Pami told us all about the story of Shalom Christian Bahay-Paanakan in Antipolo. How it was birthing center supported by Action International Ministries.  How it was founded by Mavis Orton, a British missionary nurse called to the Philippines to start her midwifery ministry. How Mavis is now 80 years old and still helps with the births to this very day.

Pami showed us pictures of what a regular day at the clinic was like. On some days, there were so many births that pregnant women literally filled up and spilled over the clinic’s humble space.
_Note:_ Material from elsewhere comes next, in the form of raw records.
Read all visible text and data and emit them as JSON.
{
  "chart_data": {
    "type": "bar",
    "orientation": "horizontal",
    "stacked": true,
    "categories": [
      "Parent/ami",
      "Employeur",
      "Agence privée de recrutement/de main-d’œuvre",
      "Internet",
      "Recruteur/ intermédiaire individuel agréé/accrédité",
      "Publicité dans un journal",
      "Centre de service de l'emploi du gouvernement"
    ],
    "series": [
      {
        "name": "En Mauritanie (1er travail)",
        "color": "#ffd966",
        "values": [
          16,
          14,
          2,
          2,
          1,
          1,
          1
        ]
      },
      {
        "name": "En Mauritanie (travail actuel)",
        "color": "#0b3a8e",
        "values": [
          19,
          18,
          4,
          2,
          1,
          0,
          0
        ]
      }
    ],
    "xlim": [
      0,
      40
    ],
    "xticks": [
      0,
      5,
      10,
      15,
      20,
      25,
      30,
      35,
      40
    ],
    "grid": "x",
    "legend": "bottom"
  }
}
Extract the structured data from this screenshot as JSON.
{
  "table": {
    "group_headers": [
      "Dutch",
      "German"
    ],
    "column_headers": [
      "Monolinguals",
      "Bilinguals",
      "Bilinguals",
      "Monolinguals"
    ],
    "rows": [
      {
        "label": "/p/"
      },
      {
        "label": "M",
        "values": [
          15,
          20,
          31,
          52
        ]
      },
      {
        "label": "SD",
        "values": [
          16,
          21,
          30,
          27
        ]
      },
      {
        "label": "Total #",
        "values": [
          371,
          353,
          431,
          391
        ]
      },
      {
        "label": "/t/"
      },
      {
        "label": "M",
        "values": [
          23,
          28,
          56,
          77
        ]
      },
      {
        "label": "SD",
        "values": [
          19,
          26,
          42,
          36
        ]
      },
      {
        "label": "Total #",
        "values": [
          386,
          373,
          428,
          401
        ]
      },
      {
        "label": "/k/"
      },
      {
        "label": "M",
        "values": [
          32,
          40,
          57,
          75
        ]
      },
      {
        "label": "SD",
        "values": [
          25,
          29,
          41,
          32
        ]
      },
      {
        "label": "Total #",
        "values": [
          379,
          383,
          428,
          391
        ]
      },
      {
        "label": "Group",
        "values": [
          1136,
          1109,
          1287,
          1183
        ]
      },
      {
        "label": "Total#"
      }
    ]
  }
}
Pregnant women, all in a row, leading up to the birthing clinic.

Pregnant women, all in a row, leading up to the birthing clinic.

Mavis, examining all those mothers-to-be!

Mavis, examining all those mothers-to-be!

It's a clinic and a home!

It’s a clinic and a home!

Now was I going to give birth at this clinic? Was I ready to rock it out with the best of these women? Labor on the floor if need be? Call me crazy (I’m usually thought to be), but, yes. I was ready to do so.

But God had a little surprise all planned out. As it turned out, I didn’t have to.

Amazingly, Shalom Bahay-Paanakan was moving to a brand-new and improved 3-level building just around the corner. Thank you to the donations and blessing of those who believed in Mavis’ cause, the little clinic that could would soon transform into a sprawling new space equipped with a lobby, birthing rooms, a laboratory, a recovery area and even a rooftop space. Even more amazingly, Pammi revealed that the new building would open their doors on June 15, 2013, a mere two weeks from my due date. God’s timing, as always, was impeccable.

When God builds....

When God builds….

The beautiful and beaming smiles of the Baby Catchers

The beautiful and beaming smiles of the Baby Catchers

Well, that's not too shabby. The new and improved Shalom with the hardworking staff.

Well, that’s not too shabby. The new and improved Shalom with the blessed and hardworking staff.

With a beautiful and caring nurse to facilitate my birth and a beautiful and brand-new building to give birth in, how else could I ignore the signs? God obviously planned my birth this way and who was I to say nay?

So it was set.

But  hang on for a minute.

Was I ready for the pain of giving birth without an epidural? Could I withstand the hours of actual labor? What was it going to be like to give birth outside of a hospital?  What was it going to be like to feel every single second of childbirth? These thoughts ran through my head every single day as my due date drew near.

Was I nervous? Oh, yes.

Did I have faith? It was all I had.

And as I was about to find out, it was all that I needed.